Hoffest der NPD am Mittag des 1. Mai. Skinheads und andere Menschen mit Haarmangel stehen und sitzen dicht gedrängt in der Parteizentrale in Köpenick. Ein wuchtiger Kurzgeschorener ist in einem Kameradenknäuel so eingeklemmt, dass sich ein halbes Gedicht von seinem Schwarzshirt-Rücken abschreiben lässt. „Ich steck’ noch tief im Heidentum / und glaube nicht an Zebaoth! / Mein Zion ist Walhalla, das Hehre / und Wotan ist mein Herr und Gott!“ Plötzlich dreht sich der Schrank zur Seite. Schade. Irgendwas war doch noch mit Sonne und Finsternis. Wotan wird’s wissen.

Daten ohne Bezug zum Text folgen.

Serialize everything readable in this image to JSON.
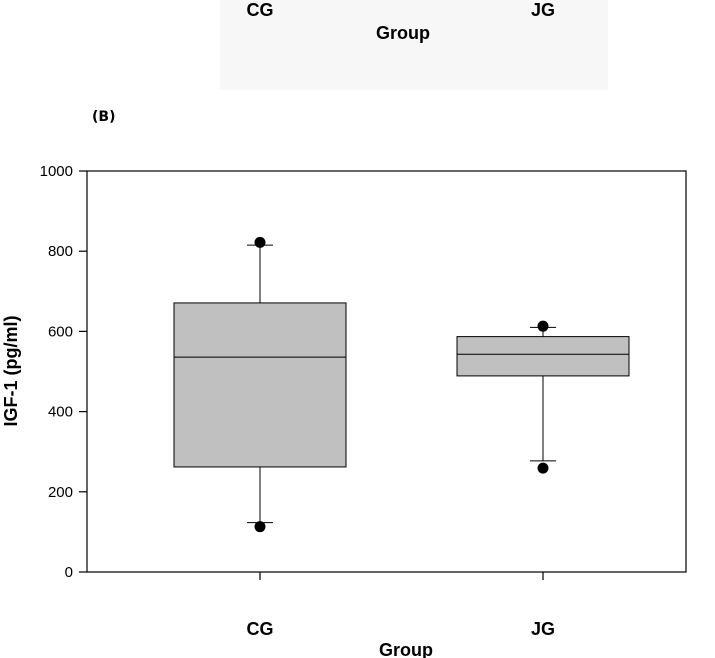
{
  "top_fragment": {
    "categories": [
      "CG",
      "JG"
    ],
    "xlabel": "Group"
  },
  "panel_label": "(B)",
  "chart_data": {
    "type": "box",
    "ylabel": "IGF-1 (pg/ml)",
    "xlabel": "Group",
    "ylim": [
      0,
      1000
    ],
    "yticks": [
      0,
      200,
      400,
      600,
      800,
      1000
    ],
    "grid": false,
    "categories": [
      "CG",
      "JG"
    ],
    "boxes": [
      {
        "category": "CG",
        "whisker_low": 123,
        "q1": 262,
        "median": 536,
        "q3": 671,
        "whisker_high": 815,
        "outliers": [
          113,
          822
        ]
      },
      {
        "category": "JG",
        "whisker_low": 277,
        "q1": 489,
        "median": 543,
        "q3": 587,
        "whisker_high": 610,
        "outliers": [
          259,
          613
        ]
      }
    ],
    "box_fill": "#c0c0c0"
  }
}
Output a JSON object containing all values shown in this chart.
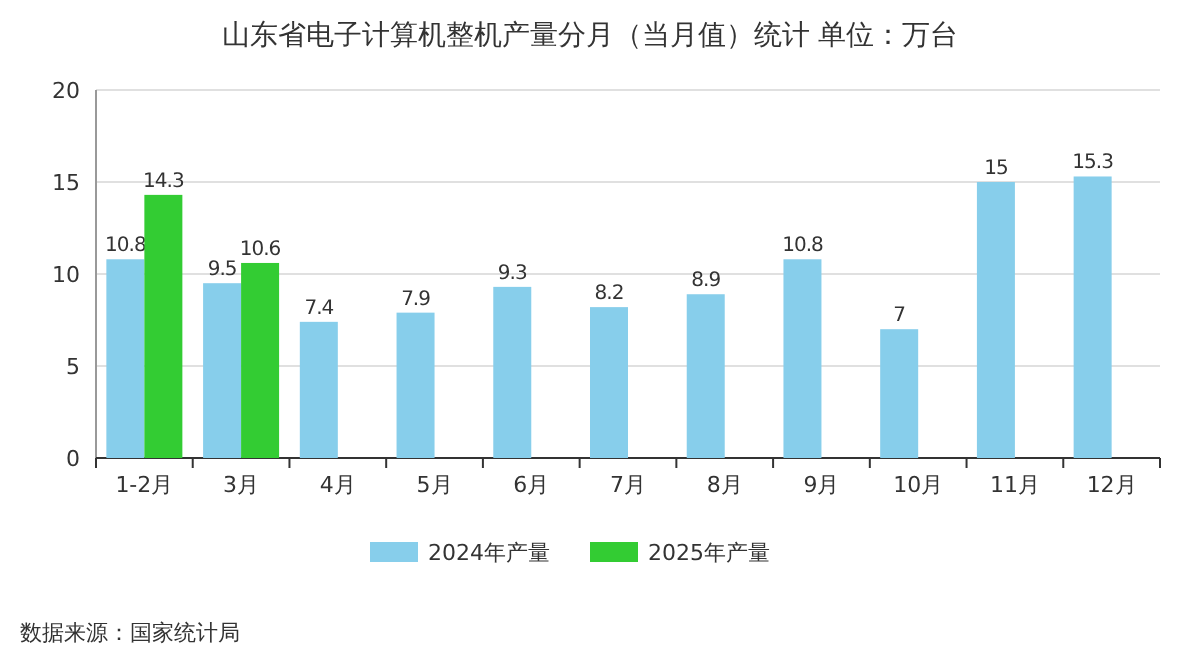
{
  "chart_data": {
    "type": "bar",
    "title": "山东省电子计算机整机产量分月（当月值）统计  单位：万台",
    "categories": [
      "1-2月",
      "3月",
      "4月",
      "5月",
      "6月",
      "7月",
      "8月",
      "9月",
      "10月",
      "11月",
      "12月"
    ],
    "series": [
      {
        "name": "2024年产量",
        "color": "#87ceeb",
        "values": [
          10.8,
          9.5,
          7.4,
          7.9,
          9.3,
          8.2,
          8.9,
          10.8,
          7,
          15,
          15.3
        ]
      },
      {
        "name": "2025年产量",
        "color": "#33cc33",
        "values": [
          14.3,
          10.6,
          null,
          null,
          null,
          null,
          null,
          null,
          null,
          null,
          null
        ]
      }
    ],
    "ylim": [
      0,
      20
    ],
    "yticks": [
      0,
      5,
      10,
      15,
      20
    ],
    "grid": "y",
    "legend": "bottom",
    "data_labels": true,
    "annotations": [
      "数据来源：国家统计局"
    ]
  }
}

Die anderen Botschaften sind nazitypisch unoriginell. „Keine Gnade“, das glaubt man sofort, oder das unvermeidliche „Todesstrafe für Kinderschänder“. Bloß weg hier.

Dann der Abend des 1. Mai in Kreuzberg. Hier treffen sich so viele Extrovertierte mit beschrifteten T-Shirts, dass fast eine Art Sammelpredigt zusammenkommt. Da wäre „rot denken – grün wählen – schwarz arbeiten“ auf dem Bauch eines standhaften Rebellen Anfang 30. Ein Hausbesetzer-Typ droht „Köpi bleibt oder Knut stirbt“. Hat sich aber erledigt: Die Bewohner des Hausprojekts in der Köpenicker Straße haben seit einem Jahr Mietverträge, der Eisbär tappt längst wieder unbeschwert durchs Gehege.

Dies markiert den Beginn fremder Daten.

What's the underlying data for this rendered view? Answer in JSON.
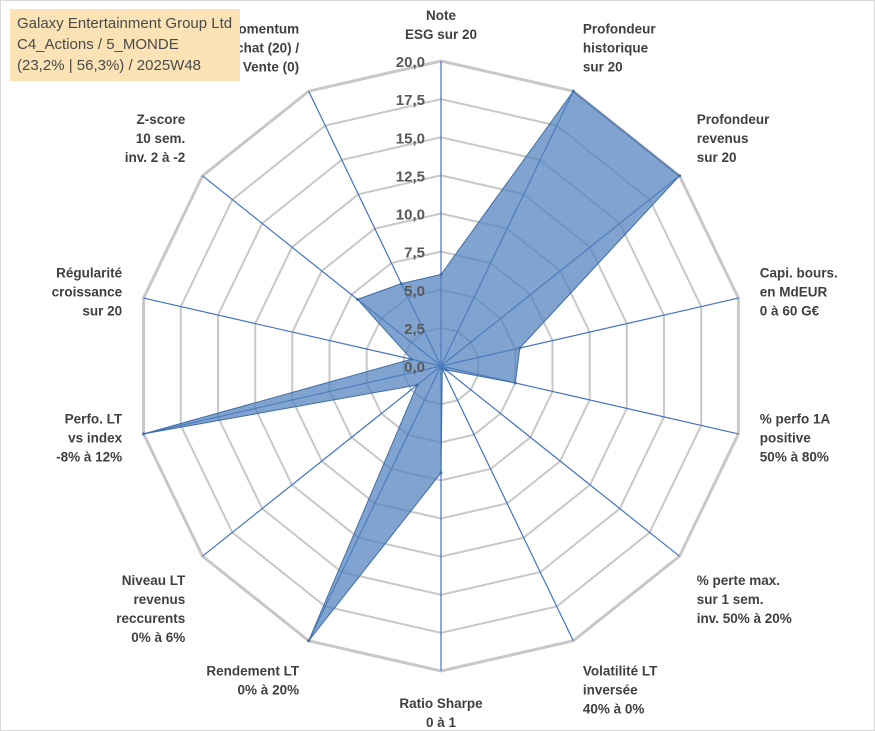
{
  "title": {
    "line1": "Galaxy Entertainment Group Ltd",
    "line2": "C4_Actions / 5_MONDE",
    "line3": "(23,2% | 56,3%) / 2025W48"
  },
  "chart_data": {
    "type": "radar",
    "axes": [
      [
        "Note",
        "ESG sur 20"
      ],
      [
        "Profondeur",
        "historique",
        "sur 20"
      ],
      [
        "Profondeur",
        "revenus",
        "sur 20"
      ],
      [
        "Capi. bours.",
        "en MdEUR",
        "0 à 60 G€"
      ],
      [
        "% perfo 1A",
        "positive",
        "50% à 80%"
      ],
      [
        "% perte max.",
        "sur 1 sem.",
        "inv. 50% à 20%"
      ],
      [
        "Volatilité LT",
        "inversée",
        "40% à 0%"
      ],
      [
        "Ratio Sharpe",
        "0 à 1"
      ],
      [
        "Rendement LT",
        "0% à 20%"
      ],
      [
        "Niveau LT",
        "revenus",
        "reccurents",
        "0% à 6%"
      ],
      [
        "Perfo. LT",
        "vs index",
        "-8% à 12%"
      ],
      [
        "Régularité",
        "croissance",
        "sur 20"
      ],
      [
        "Z-score",
        "10 sem.",
        "inv. 2 à -2"
      ],
      [
        "Momentum",
        "Achat (20) /",
        "Vente (0)"
      ]
    ],
    "values": [
      6.0,
      20.0,
      20.0,
      5.3,
      5.0,
      0.4,
      0.2,
      7.0,
      20.0,
      2.0,
      20.0,
      2.0,
      7.0,
      6.0
    ],
    "rmin": 0,
    "rmax": 20,
    "ticks": [
      "0,0",
      "2,5",
      "5,0",
      "7,5",
      "10,0",
      "12,5",
      "15,0",
      "17,5",
      "20,0"
    ],
    "tick_values": [
      0,
      2.5,
      5,
      7.5,
      10,
      12.5,
      15,
      17.5,
      20
    ],
    "series_color": "#4f81bd",
    "grid_color": "#c8c8c8",
    "spoke_color": "#4472c4"
  }
}
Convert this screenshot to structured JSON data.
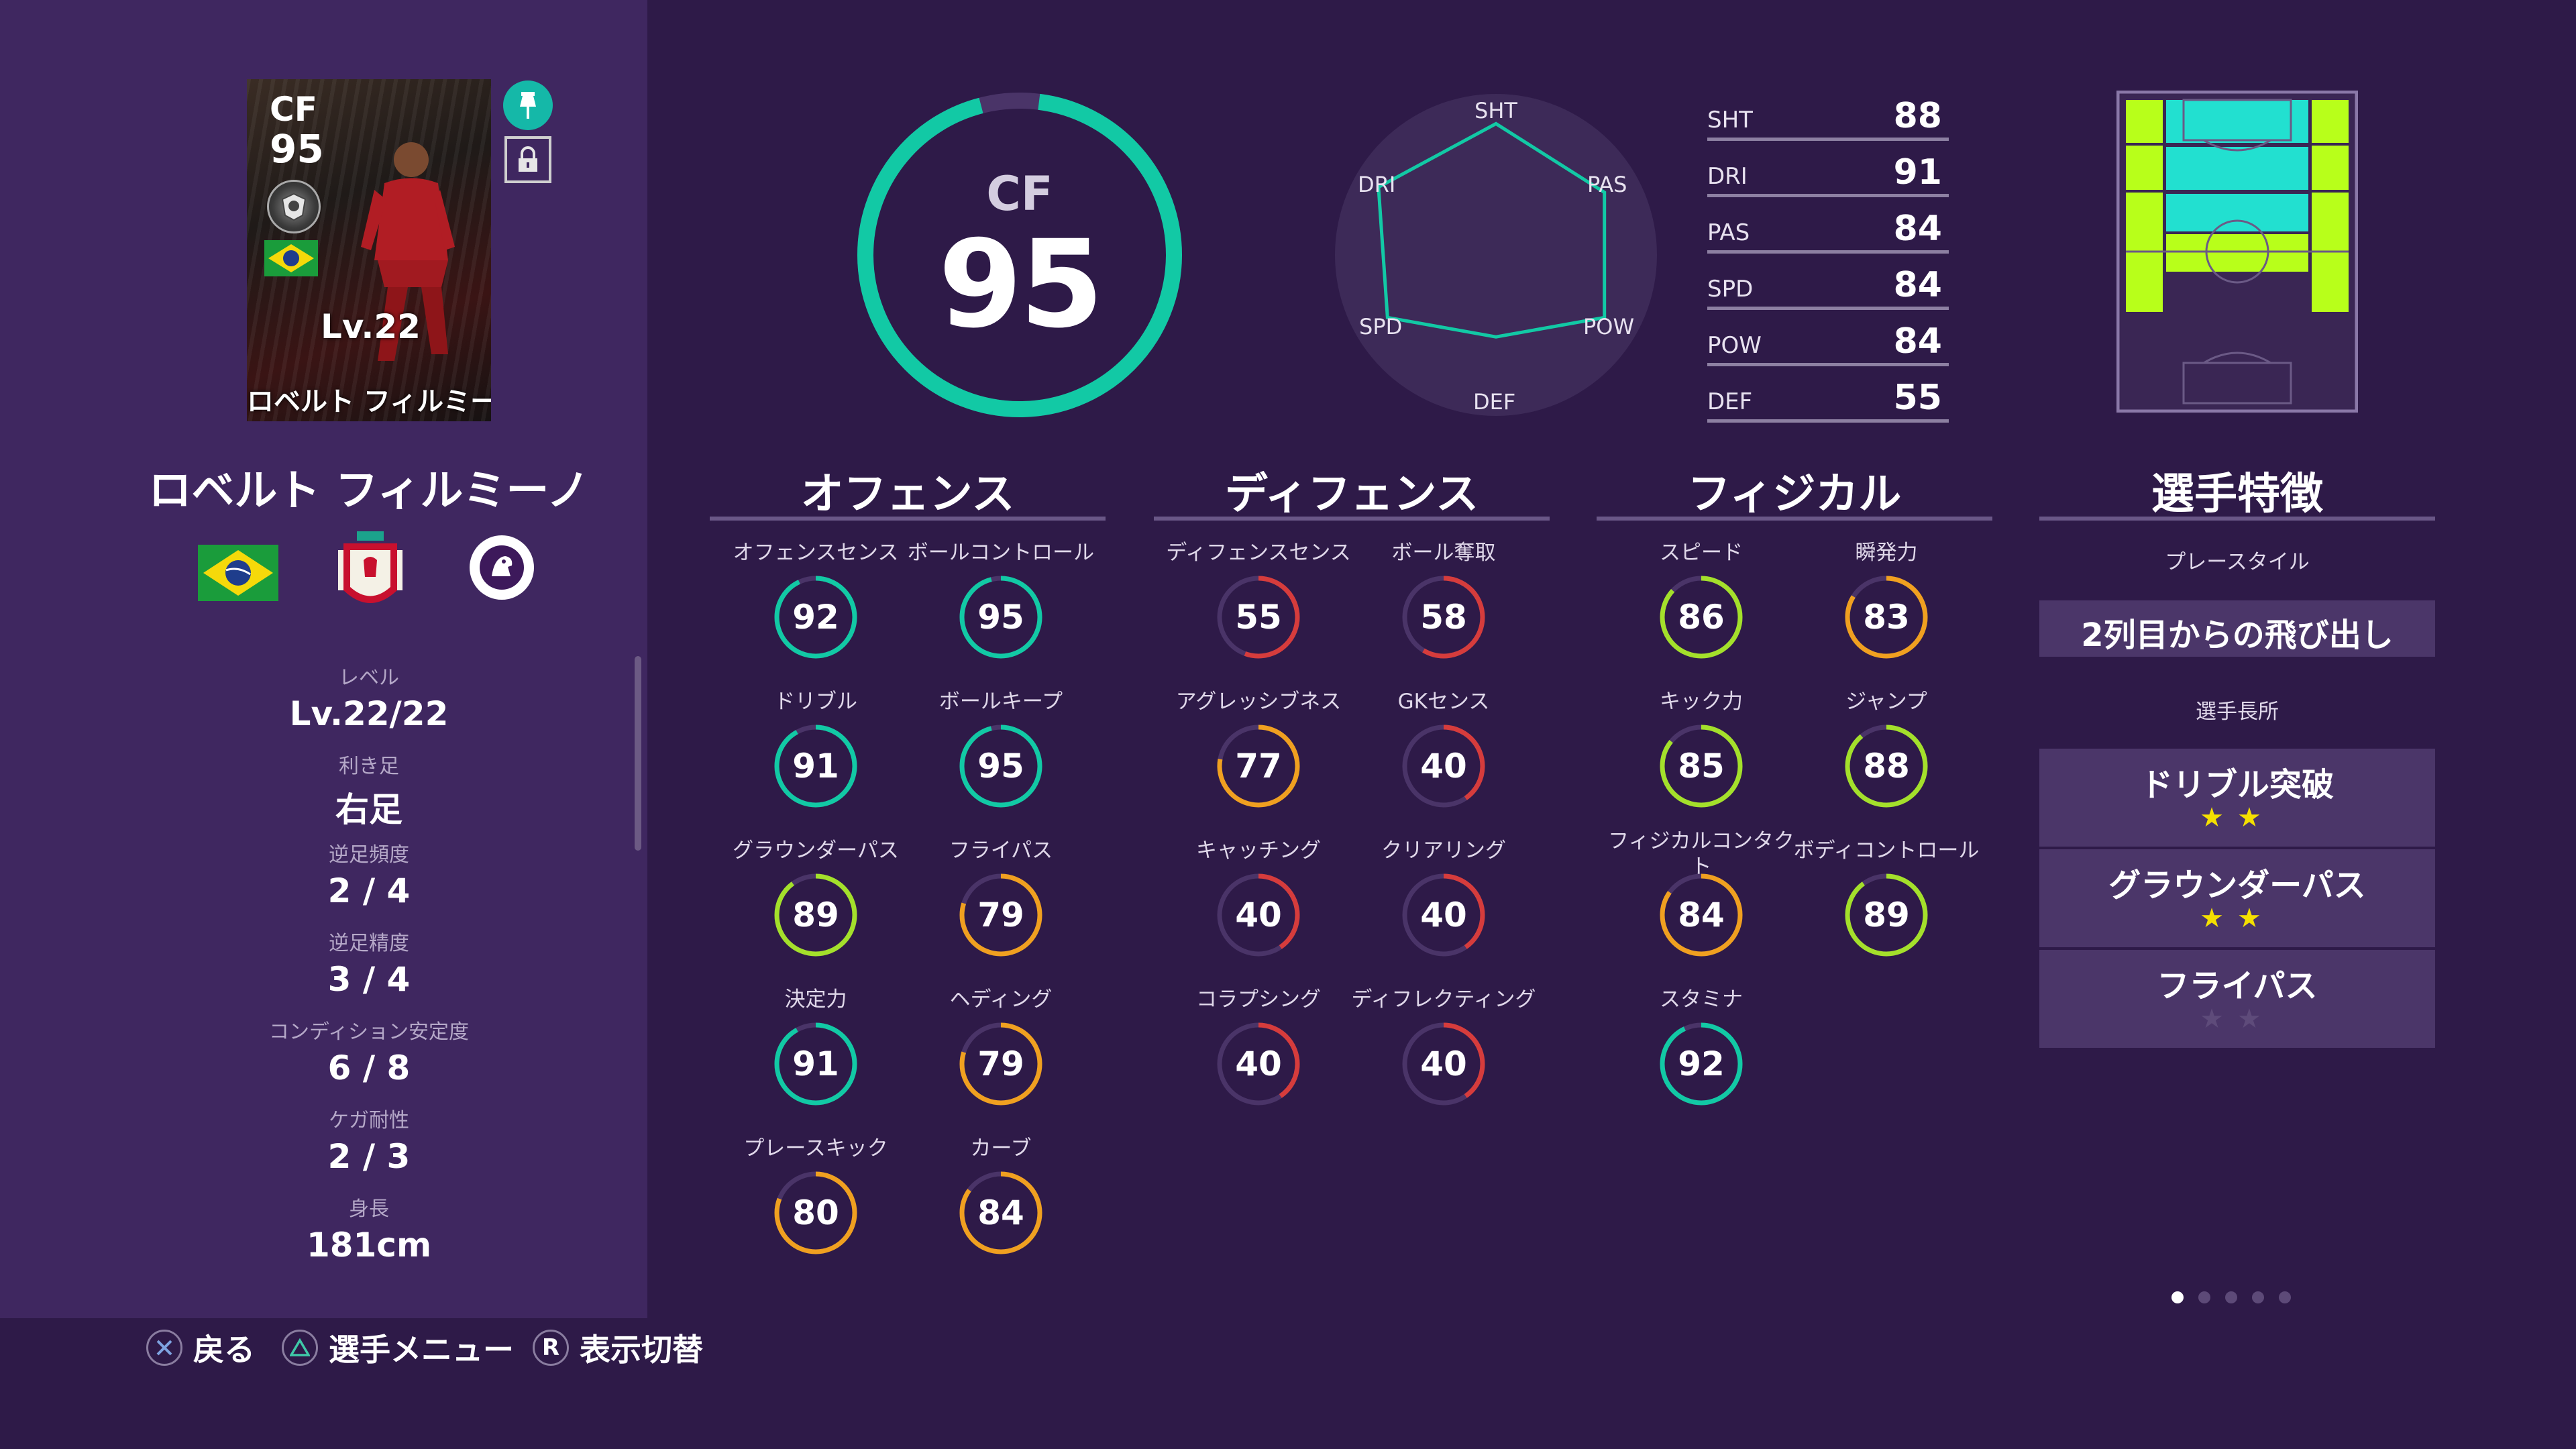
{
  "card": {
    "position": "CF",
    "overall": "95",
    "level": "Lv.22",
    "name": "ロベルト フィルミーノ"
  },
  "player": {
    "name": "ロベルト フィルミーノ",
    "info": [
      {
        "label": "レベル",
        "value": "Lv.22/22"
      },
      {
        "label": "利き足",
        "value": "右足"
      },
      {
        "label": "逆足頻度",
        "value": "2 / 4"
      },
      {
        "label": "逆足精度",
        "value": "3 / 4"
      },
      {
        "label": "コンディション安定度",
        "value": "6 / 8"
      },
      {
        "label": "ケガ耐性",
        "value": "2 / 3"
      },
      {
        "label": "身長",
        "value": "181cm"
      }
    ]
  },
  "rating": {
    "position": "CF",
    "overall": "95"
  },
  "radar": {
    "labels": [
      "SHT",
      "PAS",
      "POW",
      "DEF",
      "SPD",
      "DRI"
    ],
    "values": [
      88,
      84,
      84,
      55,
      84,
      91
    ]
  },
  "summary": [
    {
      "label": "SHT",
      "value": "88"
    },
    {
      "label": "DRI",
      "value": "91"
    },
    {
      "label": "PAS",
      "value": "84"
    },
    {
      "label": "SPD",
      "value": "84"
    },
    {
      "label": "POW",
      "value": "84"
    },
    {
      "label": "DEF",
      "value": "55"
    }
  ],
  "sections": {
    "offense": {
      "title": "オフェンス",
      "stats": [
        {
          "label": "オフェンスセンス",
          "value": "92"
        },
        {
          "label": "ボールコントロール",
          "value": "95"
        },
        {
          "label": "ドリブル",
          "value": "91"
        },
        {
          "label": "ボールキープ",
          "value": "95"
        },
        {
          "label": "グラウンダーパス",
          "value": "89"
        },
        {
          "label": "フライパス",
          "value": "79"
        },
        {
          "label": "決定力",
          "value": "91"
        },
        {
          "label": "ヘディング",
          "value": "79"
        },
        {
          "label": "プレースキック",
          "value": "80"
        },
        {
          "label": "カーブ",
          "value": "84"
        }
      ]
    },
    "defense": {
      "title": "ディフェンス",
      "stats": [
        {
          "label": "ディフェンスセンス",
          "value": "55"
        },
        {
          "label": "ボール奪取",
          "value": "58"
        },
        {
          "label": "アグレッシブネス",
          "value": "77"
        },
        {
          "label": "GKセンス",
          "value": "40"
        },
        {
          "label": "キャッチング",
          "value": "40"
        },
        {
          "label": "クリアリング",
          "value": "40"
        },
        {
          "label": "コラプシング",
          "value": "40"
        },
        {
          "label": "ディフレクティング",
          "value": "40"
        }
      ]
    },
    "physical": {
      "title": "フィジカル",
      "stats": [
        {
          "label": "スピード",
          "value": "86"
        },
        {
          "label": "瞬発力",
          "value": "83"
        },
        {
          "label": "キック力",
          "value": "85"
        },
        {
          "label": "ジャンプ",
          "value": "88"
        },
        {
          "label": "フィジカルコンタクト",
          "value": "84"
        },
        {
          "label": "ボディコントロール",
          "value": "89"
        },
        {
          "label": "スタミナ",
          "value": "92"
        }
      ]
    },
    "traits": {
      "title": "選手特徴",
      "playstyle_label": "プレースタイル",
      "playstyle": "2列目からの飛び出し",
      "abilities_label": "選手長所",
      "abilities": [
        {
          "name": "ドリブル突破",
          "stars": 2
        },
        {
          "name": "グラウンダーパス",
          "stars": 2
        },
        {
          "name": "フライパス",
          "stars": 0
        }
      ]
    }
  },
  "footer": {
    "back": "戻る",
    "menu": "選手メニュー",
    "toggle": "表示切替",
    "toggle_key": "R"
  },
  "pages": {
    "count": 5,
    "current": 1
  },
  "colors": {
    "bg": "#2e1a48",
    "panel": "#3f2760",
    "teal": "#12c9a5",
    "green": "#a4e02b",
    "orange": "#f0a020",
    "red": "#d63c3c",
    "pitch_hl": "#b8ff1a",
    "pitch_cyan": "#22e0d0"
  }
}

Nachdenklich macht ein mutmaßlicher Student, der auf schwarzer Baumwolle sinniert: „Der Kapitalismus hat auch seine Schattenseiten“. Wahrscheinlich ist das ein Aufruf zur Bildung eines Gesprächszirkels, der akribisch das Helle und das Dunkle der gegenwärtigen Wirtschaftsform zu unterscheiden sucht. Da könnte interessant sein, was der Mann beim nächsten Maifeiertag trägt. Weniger zweifelnd argumentiert ein Schwarzkappenlinker mit der Shirt-Parole: „Kapitalismus war als Kind schon Scheiße“. Wie wird das erst, wenn der Kapitalismus in die Jahre kommt?